The prophecies often go something like this:
When the winds of Wimble-Wamble
Beat upon the coasts of Yore,
Then the Moored may tremble-tramble,
Pound upon that dreadful door.
Instead of wondering what makes James Earl Jones such an authority on the winds of Wimble-Wamble, our heroes will thank him profusely and venture off into the sun, profoundly pondering what such an arcane saying could mean.
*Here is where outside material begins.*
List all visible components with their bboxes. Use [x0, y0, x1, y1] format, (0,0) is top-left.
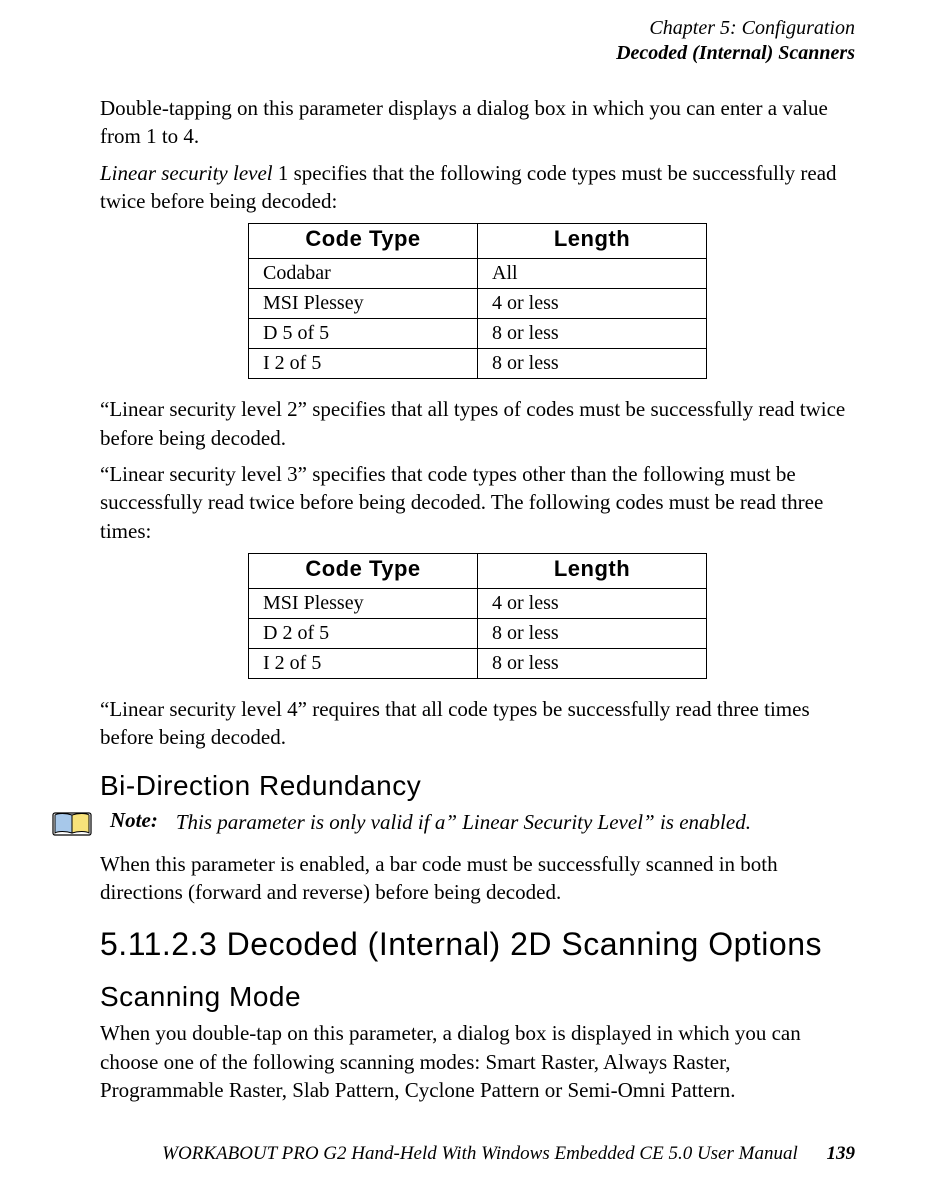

Just as Steve and Aaron are beginning to relax and enjoy themselves, an unexpected troop of goblins or orcs or malicious K'nids or giant cockroaches happens upon the sleeping adventurers, and before they know what's happened, they are taken captive. Little does anyone know that the Rugged Sidekick OR the Sturdy Stalwart was not captured. He follows the Evil Minions deep into the Shadow Realm, fending off demons at every turn, until finally he can spring his pals.
After a bit more sprinting around, here comes Strongarm Bluntaxe and his legions of Righteous Warriors, ready to clear the way for Steve to bean Lord Grunt-grunt-argh on the head with the Ashtray of Great Significance.
Everyone's worn out, they weep and hug, they all pick up chicks except the real scrawny one, and then everyone skips and dances with glee. Glee glee glee. Oh, yes, and they remember about the prophecy and then notice that the winds were indeed blowing in from Wimble-Wamble when they beaned Lord Grunt-grunt-argh with the Ashtray.
Glee.
THE END







Article comments
1 - NancyGail
Sounds like Knights of the Holy Grail
2 - Dave Nalle
The sub-category of fantasy, or more properly swords and sorcery novels, which rely on the mechanism of real-world humans transported into a fantasy world is very small and quite outdated. It had a brief resurgence in the D&D era when people started writing up their campaign worlds, but it's still not typical.
There ARE some great novels in that genre, of course - Warlords of Mars, The Compleat Enchanter, Glory Road, Chronicles of Narnia - but they are really the exception rather than the rule. The best heroic fantasy or swords and sorcery starts with a coherent, self-contained world which doesn't require reference to the mundane world or the involvement of a real world main character - that's really a sort of cheap trick for poor writers.
Imagine if Lord of the Rings had been told from the perspective of a 16 year old D&D player who appeared in Middle Earth and discovered he had magical powers just like gandalf. Sort of takes the wind right out of the sails.
Dave
3 - Steve S
Book 2: Since it was Steve who beaned the evil grunt-grunt on the head and saved the day, he now gets to be King of all the Land.
A just ruler, he harbored no ill will about the fact that since he began his quest to defeat the evil Lord, nobody believed in him, nobody even believed in the evil Lord, they called Steve nuts for believing in his quest, but he presevered. Proved all those beyotches wrong. What a King.
4 - Leoniceno
Dave: the part about them being from the real world isn't really necessary to the rest of it. I'm not really criticizing Lord of the Rings, I'm criticizing all those knock-offs of Lord of the Rings.
5 - parker
LOL. Yes, you summed it up nicely. How do you feel about speculative fiction works? I guess they are fantasy without the quest format.
6 - bhw
Great post!
My husband just finished reading The Hobbit to our daughter. Every once in a while, I hear her say something about Thorin Oakenshield, and now I'm going to have a hard time not thinking about old Strongarm Bluntaxe when she does!